If its a question fo a mac or a pc then rate your criteria in this order

1. OS familiarity, do you know windows or macos or some linux distro?
2. Software, what are you going to do, cad, photo editing, 3d, illustration, painting. Is the software you use available on the OS you know.
3. Price, how much are you willing to spend, or willing to sacrifice spec wise.

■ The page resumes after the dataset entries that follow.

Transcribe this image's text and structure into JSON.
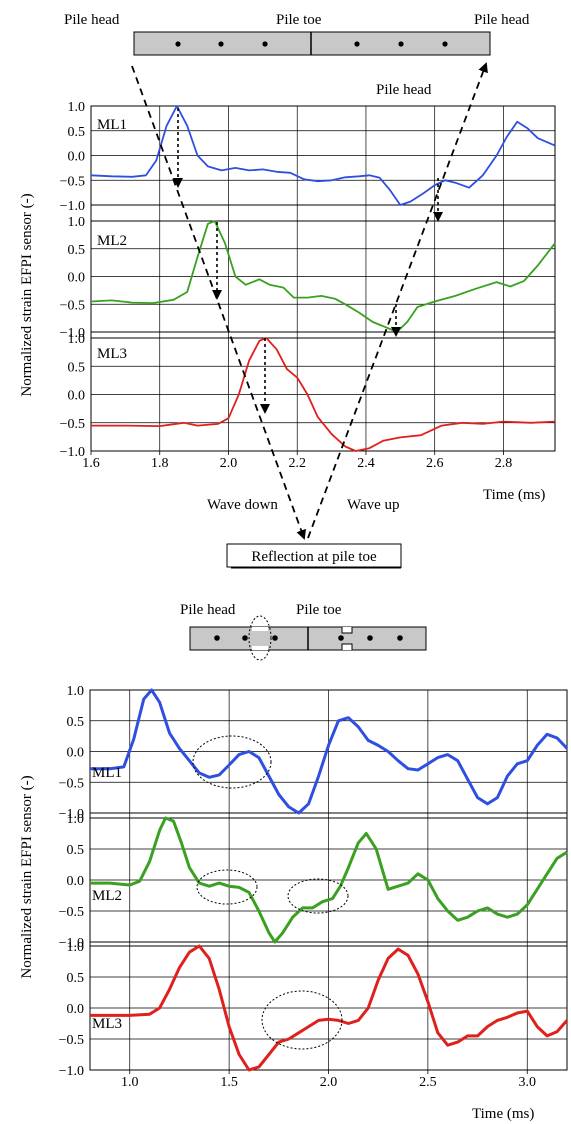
{
  "chart_data": [
    {
      "type": "line",
      "panel": "top",
      "labels": {
        "pile_head_left": "Pile head",
        "pile_toe": "Pile toe",
        "pile_head_right": "Pile head",
        "pile_head_upper": "Pile head",
        "wave_down": "Wave down",
        "wave_up": "Wave up",
        "reflection": "Reflection at pile toe"
      },
      "ylabel": "Normalized strain EFPI sensor (-)",
      "xlabel": "Time (ms)",
      "xlim": [
        1.6,
        2.95
      ],
      "x_ticks": [
        {
          "v": 1.6,
          "label": "1.6"
        },
        {
          "v": 1.8,
          "label": "1.8"
        },
        {
          "v": 2.0,
          "label": "2.0"
        },
        {
          "v": 2.2,
          "label": "2.2"
        },
        {
          "v": 2.4,
          "label": "2.4"
        },
        {
          "v": 2.6,
          "label": "2.6"
        },
        {
          "v": 2.8,
          "label": "2.8"
        }
      ],
      "y_tick_labels": [
        "1.0",
        "0.5",
        "0.0",
        "−0.5",
        "−1.0"
      ],
      "grid": true,
      "series": [
        {
          "name": "ML1",
          "color": "#2f4fe0",
          "points": [
            [
              1.6,
              -0.4
            ],
            [
              1.66,
              -0.42
            ],
            [
              1.72,
              -0.43
            ],
            [
              1.76,
              -0.4
            ],
            [
              1.79,
              -0.1
            ],
            [
              1.82,
              0.6
            ],
            [
              1.85,
              1.0
            ],
            [
              1.88,
              0.6
            ],
            [
              1.91,
              0.0
            ],
            [
              1.94,
              -0.22
            ],
            [
              1.98,
              -0.3
            ],
            [
              2.02,
              -0.25
            ],
            [
              2.06,
              -0.3
            ],
            [
              2.1,
              -0.28
            ],
            [
              2.14,
              -0.33
            ],
            [
              2.18,
              -0.35
            ],
            [
              2.22,
              -0.48
            ],
            [
              2.26,
              -0.52
            ],
            [
              2.3,
              -0.5
            ],
            [
              2.34,
              -0.44
            ],
            [
              2.38,
              -0.42
            ],
            [
              2.41,
              -0.4
            ],
            [
              2.44,
              -0.45
            ],
            [
              2.47,
              -0.7
            ],
            [
              2.5,
              -1.0
            ],
            [
              2.53,
              -0.93
            ],
            [
              2.57,
              -0.75
            ],
            [
              2.6,
              -0.6
            ],
            [
              2.63,
              -0.5
            ],
            [
              2.66,
              -0.55
            ],
            [
              2.7,
              -0.65
            ],
            [
              2.74,
              -0.4
            ],
            [
              2.78,
              0.0
            ],
            [
              2.81,
              0.38
            ],
            [
              2.84,
              0.68
            ],
            [
              2.87,
              0.55
            ],
            [
              2.9,
              0.35
            ],
            [
              2.95,
              0.2
            ]
          ]
        },
        {
          "name": "ML2",
          "color": "#3aa020",
          "points": [
            [
              1.6,
              -0.45
            ],
            [
              1.66,
              -0.43
            ],
            [
              1.72,
              -0.47
            ],
            [
              1.78,
              -0.48
            ],
            [
              1.84,
              -0.42
            ],
            [
              1.88,
              -0.28
            ],
            [
              1.91,
              0.35
            ],
            [
              1.94,
              0.95
            ],
            [
              1.96,
              1.0
            ],
            [
              1.99,
              0.6
            ],
            [
              2.02,
              0.0
            ],
            [
              2.05,
              -0.15
            ],
            [
              2.09,
              -0.05
            ],
            [
              2.12,
              -0.15
            ],
            [
              2.16,
              -0.2
            ],
            [
              2.19,
              -0.38
            ],
            [
              2.23,
              -0.38
            ],
            [
              2.27,
              -0.35
            ],
            [
              2.31,
              -0.4
            ],
            [
              2.34,
              -0.5
            ],
            [
              2.38,
              -0.65
            ],
            [
              2.42,
              -0.82
            ],
            [
              2.46,
              -0.92
            ],
            [
              2.49,
              -1.0
            ],
            [
              2.52,
              -0.82
            ],
            [
              2.55,
              -0.55
            ],
            [
              2.6,
              -0.45
            ],
            [
              2.66,
              -0.35
            ],
            [
              2.72,
              -0.22
            ],
            [
              2.78,
              -0.1
            ],
            [
              2.82,
              -0.18
            ],
            [
              2.86,
              -0.08
            ],
            [
              2.9,
              0.2
            ],
            [
              2.95,
              0.6
            ]
          ]
        },
        {
          "name": "ML3",
          "color": "#e0201c",
          "points": [
            [
              1.6,
              -0.55
            ],
            [
              1.7,
              -0.55
            ],
            [
              1.8,
              -0.56
            ],
            [
              1.87,
              -0.5
            ],
            [
              1.91,
              -0.55
            ],
            [
              1.97,
              -0.52
            ],
            [
              2.0,
              -0.42
            ],
            [
              2.03,
              0.0
            ],
            [
              2.06,
              0.6
            ],
            [
              2.09,
              0.95
            ],
            [
              2.11,
              1.0
            ],
            [
              2.14,
              0.8
            ],
            [
              2.17,
              0.45
            ],
            [
              2.2,
              0.3
            ],
            [
              2.23,
              0.0
            ],
            [
              2.26,
              -0.4
            ],
            [
              2.3,
              -0.7
            ],
            [
              2.34,
              -0.92
            ],
            [
              2.37,
              -1.0
            ],
            [
              2.41,
              -0.95
            ],
            [
              2.45,
              -0.82
            ],
            [
              2.5,
              -0.76
            ],
            [
              2.56,
              -0.72
            ],
            [
              2.62,
              -0.55
            ],
            [
              2.68,
              -0.5
            ],
            [
              2.74,
              -0.52
            ],
            [
              2.8,
              -0.48
            ],
            [
              2.88,
              -0.5
            ],
            [
              2.95,
              -0.48
            ]
          ]
        }
      ]
    },
    {
      "type": "line",
      "panel": "bottom",
      "labels": {
        "pile_head": "Pile head",
        "pile_toe": "Pile toe"
      },
      "ylabel": "Normalized strain EFPI sensor (-)",
      "xlabel": "Time (ms)",
      "xlim": [
        0.8,
        3.2
      ],
      "x_ticks": [
        {
          "v": 1.0,
          "label": "1.0"
        },
        {
          "v": 1.5,
          "label": "1.5"
        },
        {
          "v": 2.0,
          "label": "2.0"
        },
        {
          "v": 2.5,
          "label": "2.5"
        },
        {
          "v": 3.0,
          "label": "3.0"
        }
      ],
      "y_tick_labels": [
        "1.0",
        "0.5",
        "0.0",
        "−0.5",
        "−1.0"
      ],
      "grid": true,
      "series": [
        {
          "name": "ML1",
          "color": "#2f4fe0",
          "points": [
            [
              0.8,
              -0.28
            ],
            [
              0.9,
              -0.28
            ],
            [
              0.97,
              -0.25
            ],
            [
              1.02,
              0.2
            ],
            [
              1.07,
              0.85
            ],
            [
              1.11,
              1.0
            ],
            [
              1.15,
              0.8
            ],
            [
              1.2,
              0.3
            ],
            [
              1.25,
              0.05
            ],
            [
              1.3,
              -0.15
            ],
            [
              1.35,
              -0.35
            ],
            [
              1.4,
              -0.42
            ],
            [
              1.45,
              -0.38
            ],
            [
              1.5,
              -0.22
            ],
            [
              1.55,
              -0.05
            ],
            [
              1.6,
              0.0
            ],
            [
              1.65,
              -0.1
            ],
            [
              1.7,
              -0.4
            ],
            [
              1.75,
              -0.7
            ],
            [
              1.8,
              -0.9
            ],
            [
              1.85,
              -1.0
            ],
            [
              1.9,
              -0.85
            ],
            [
              1.95,
              -0.4
            ],
            [
              2.0,
              0.1
            ],
            [
              2.05,
              0.5
            ],
            [
              2.1,
              0.55
            ],
            [
              2.15,
              0.4
            ],
            [
              2.2,
              0.18
            ],
            [
              2.25,
              0.1
            ],
            [
              2.3,
              0.0
            ],
            [
              2.35,
              -0.15
            ],
            [
              2.4,
              -0.28
            ],
            [
              2.45,
              -0.3
            ],
            [
              2.5,
              -0.2
            ],
            [
              2.55,
              -0.1
            ],
            [
              2.6,
              -0.05
            ],
            [
              2.65,
              -0.15
            ],
            [
              2.7,
              -0.45
            ],
            [
              2.75,
              -0.75
            ],
            [
              2.8,
              -0.85
            ],
            [
              2.85,
              -0.75
            ],
            [
              2.9,
              -0.4
            ],
            [
              2.95,
              -0.2
            ],
            [
              3.0,
              -0.15
            ],
            [
              3.05,
              0.1
            ],
            [
              3.1,
              0.28
            ],
            [
              3.15,
              0.22
            ],
            [
              3.2,
              0.05
            ]
          ]
        },
        {
          "name": "ML2",
          "color": "#3aa020",
          "points": [
            [
              0.8,
              -0.05
            ],
            [
              0.9,
              -0.05
            ],
            [
              1.0,
              -0.08
            ],
            [
              1.05,
              -0.02
            ],
            [
              1.1,
              0.3
            ],
            [
              1.15,
              0.8
            ],
            [
              1.18,
              1.0
            ],
            [
              1.22,
              0.95
            ],
            [
              1.26,
              0.6
            ],
            [
              1.3,
              0.2
            ],
            [
              1.35,
              -0.05
            ],
            [
              1.4,
              -0.1
            ],
            [
              1.45,
              -0.05
            ],
            [
              1.5,
              -0.1
            ],
            [
              1.55,
              -0.12
            ],
            [
              1.6,
              -0.2
            ],
            [
              1.65,
              -0.5
            ],
            [
              1.7,
              -0.85
            ],
            [
              1.73,
              -1.0
            ],
            [
              1.77,
              -0.85
            ],
            [
              1.82,
              -0.6
            ],
            [
              1.87,
              -0.45
            ],
            [
              1.92,
              -0.45
            ],
            [
              1.97,
              -0.35
            ],
            [
              2.02,
              -0.3
            ],
            [
              2.06,
              -0.1
            ],
            [
              2.1,
              0.2
            ],
            [
              2.15,
              0.6
            ],
            [
              2.19,
              0.75
            ],
            [
              2.24,
              0.5
            ],
            [
              2.3,
              -0.15
            ],
            [
              2.35,
              -0.1
            ],
            [
              2.4,
              -0.05
            ],
            [
              2.45,
              0.1
            ],
            [
              2.5,
              0.0
            ],
            [
              2.55,
              -0.3
            ],
            [
              2.6,
              -0.5
            ],
            [
              2.65,
              -0.65
            ],
            [
              2.7,
              -0.6
            ],
            [
              2.75,
              -0.5
            ],
            [
              2.8,
              -0.45
            ],
            [
              2.85,
              -0.55
            ],
            [
              2.9,
              -0.6
            ],
            [
              2.95,
              -0.55
            ],
            [
              3.0,
              -0.4
            ],
            [
              3.05,
              -0.15
            ],
            [
              3.1,
              0.1
            ],
            [
              3.15,
              0.35
            ],
            [
              3.2,
              0.45
            ]
          ]
        },
        {
          "name": "ML3",
          "color": "#e0201c",
          "points": [
            [
              0.8,
              -0.12
            ],
            [
              0.9,
              -0.12
            ],
            [
              1.0,
              -0.12
            ],
            [
              1.1,
              -0.1
            ],
            [
              1.15,
              0.0
            ],
            [
              1.2,
              0.3
            ],
            [
              1.25,
              0.65
            ],
            [
              1.3,
              0.9
            ],
            [
              1.35,
              1.0
            ],
            [
              1.4,
              0.8
            ],
            [
              1.45,
              0.3
            ],
            [
              1.5,
              -0.3
            ],
            [
              1.55,
              -0.75
            ],
            [
              1.6,
              -1.0
            ],
            [
              1.65,
              -0.95
            ],
            [
              1.7,
              -0.75
            ],
            [
              1.75,
              -0.55
            ],
            [
              1.8,
              -0.5
            ],
            [
              1.85,
              -0.4
            ],
            [
              1.9,
              -0.3
            ],
            [
              1.95,
              -0.2
            ],
            [
              2.0,
              -0.18
            ],
            [
              2.05,
              -0.2
            ],
            [
              2.1,
              -0.25
            ],
            [
              2.15,
              -0.2
            ],
            [
              2.2,
              0.0
            ],
            [
              2.25,
              0.45
            ],
            [
              2.3,
              0.8
            ],
            [
              2.35,
              0.95
            ],
            [
              2.4,
              0.85
            ],
            [
              2.45,
              0.55
            ],
            [
              2.5,
              0.1
            ],
            [
              2.55,
              -0.4
            ],
            [
              2.6,
              -0.6
            ],
            [
              2.65,
              -0.55
            ],
            [
              2.7,
              -0.45
            ],
            [
              2.75,
              -0.45
            ],
            [
              2.8,
              -0.3
            ],
            [
              2.85,
              -0.2
            ],
            [
              2.9,
              -0.15
            ],
            [
              2.95,
              -0.08
            ],
            [
              3.0,
              -0.05
            ],
            [
              3.05,
              -0.3
            ],
            [
              3.1,
              -0.45
            ],
            [
              3.15,
              -0.38
            ],
            [
              3.2,
              -0.2
            ]
          ]
        }
      ]
    }
  ]
}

Your computer does not make you a better artist.

Let me rephrase this:

1. Are you willing to learn a new OS if needed?
2. Are you willing to learn new software if needed?
3. What's your budget?

So far I have found exact crossovers or replacements for every single piece of design software I use on a PC. Here's a laundry list for reference:

Web design:
Adobe Design Bundle (Photoshop, Illustrator, InDesign, Acrobat, Flash)
ImageWell
BBEdit
ColorSchemer for OS X
Digital Color Meter

Graphics:
Painter
Cinema 4D
BodyPaint
Zbrush
Final Cut Express HD
iLife (iPhoto, iMovie, iDVD, GarageBand)
OmniGraffle
VueScan

Documents:
Microsoft Office 2004 for Mac
OmniOutliner
iWork
Tofu
TextEdit

Disc Tools:
disclabel
Toast 7
HandBrake

Some of those cross over to different categories, like Photoshop into Graphics and such. Not a complete list, but you get the idea. If you're not set on using specific applications, you can find replacements for just about anything. I'm a TrueSpace user on Windows, but Cinema4D works equally well if not better on OS X.